Ben imamım. Albüm yapmak istediğimi söylediğimde “İlahi kaseti çıkar” dendi. Hayır, istediğim bu değil ki. Ben özgün, içinde müzik zevkini de barındıran, insanlara sevgiyi, aşkı mâna temeli olan tasavvuf derinliğine sahip şarkılar yapıp söylemek istiyorum. Bunun alt yapılarının da rock olmasını istiyorum. Neden olmasın? Bunun neresi günah olabilir ki? Bir de bana imam olup da rock söylemek garip gelmiyor.
- Günah mıdır?
“İslam’da çalgı günahtır” denir. Ama sadece çalgı hakkında değil, vereceğim örneği her şeye uyarlayabilirsiniz. O tellere ne niyetle dokunuyorsunuz onu sordum kendime. Benim niyetim belli. Yaptığım şarkı nefsimizi harekete geçiriyorsa bu günahtır.
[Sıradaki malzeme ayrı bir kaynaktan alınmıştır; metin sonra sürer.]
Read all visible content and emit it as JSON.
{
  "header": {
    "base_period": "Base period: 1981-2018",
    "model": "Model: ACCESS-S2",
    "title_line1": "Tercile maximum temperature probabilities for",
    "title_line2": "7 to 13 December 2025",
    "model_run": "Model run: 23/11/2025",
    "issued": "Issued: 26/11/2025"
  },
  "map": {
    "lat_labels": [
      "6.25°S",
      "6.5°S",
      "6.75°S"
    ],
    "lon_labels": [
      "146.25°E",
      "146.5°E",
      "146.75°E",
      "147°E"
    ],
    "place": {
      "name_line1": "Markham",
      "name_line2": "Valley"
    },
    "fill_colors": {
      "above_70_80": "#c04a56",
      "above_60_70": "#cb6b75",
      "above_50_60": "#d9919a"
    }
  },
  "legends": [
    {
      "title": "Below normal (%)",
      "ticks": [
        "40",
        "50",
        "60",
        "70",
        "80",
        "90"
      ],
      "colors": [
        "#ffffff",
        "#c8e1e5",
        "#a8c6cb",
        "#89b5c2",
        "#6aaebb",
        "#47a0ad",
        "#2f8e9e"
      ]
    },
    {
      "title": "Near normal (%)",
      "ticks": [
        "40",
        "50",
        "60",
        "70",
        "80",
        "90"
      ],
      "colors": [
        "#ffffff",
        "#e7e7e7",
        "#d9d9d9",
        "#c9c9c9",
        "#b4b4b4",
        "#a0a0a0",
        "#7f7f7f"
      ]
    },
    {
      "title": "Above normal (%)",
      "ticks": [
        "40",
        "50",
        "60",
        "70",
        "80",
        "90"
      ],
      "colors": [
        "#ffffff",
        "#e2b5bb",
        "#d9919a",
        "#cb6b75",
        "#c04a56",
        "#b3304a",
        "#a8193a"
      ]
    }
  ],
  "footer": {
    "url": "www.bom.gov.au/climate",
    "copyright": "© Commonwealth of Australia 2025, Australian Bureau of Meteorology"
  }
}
- Diyanetten bir tepki aldınız mı?
Hayır, almadım; alacağımı da sanmıyorum. Diyanet İşleri Başkanımız çok aydın, akılcı bir insandır. Eğer onun başkanlığından önce olsaydı aforoz edilmiştim bile. Ama kendisi beni tanır ve nasıl bir niyetle yaptığımı bilir. Diyanet İşleri Başkanlığı’nda gerici, kalıplara sıkışmış insan göremezsiniz. Ben buna gönülden inanıyorum.
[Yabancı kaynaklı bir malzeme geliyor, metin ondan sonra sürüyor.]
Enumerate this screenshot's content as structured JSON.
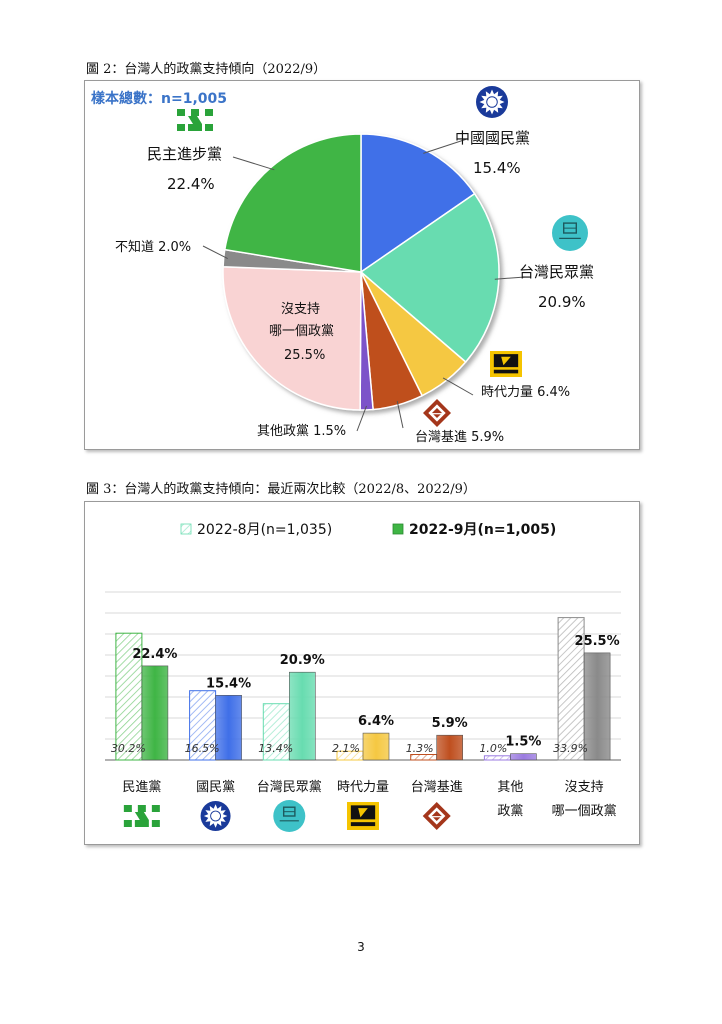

- Peki, Bezm-i Âlem Valide Sultan Camii’nin müezzini hakkında ne düşünüyorsunuz?
İnanın konunun detaylarını bilgi verecek kadar bilmiyorum. Ama bildiğim bir şey var ki o da doğru bir tanedir ve Hakk eninde sonunda doğru olanın yanındadır.
Sizin de başınıza gelmiştir; yaşadığınız kötü bir şey bir zaman sonra sizin iyiliğinize neden olmuştur. Bunu hiç unutmamak gerek.
- Kramp grubunun iki üyesiyle birlikte kurdunuz grubunuzu? Rock’çıların hayat görüşleriyle farklı noktalarınız vardır muhakkak. Ortak noktayı nasıl buluyorsunuz?
Grup arkadaşlarıma “Camiye gelin” çağrısı yapmıyorum onlar da beni meyhaneye çağırmıyorlar. Gerisi kolay oluyor, anlaşıyoruz.
- Son olarak Firock ne demek?
Fi matematikte ‘altın oran’ yani ideal güzellik anlamına geliyor. Rock ve tasavvuf birlikteliğinin uyumunu ve ideal güzelliğini hedefliyoruz. (Akşam)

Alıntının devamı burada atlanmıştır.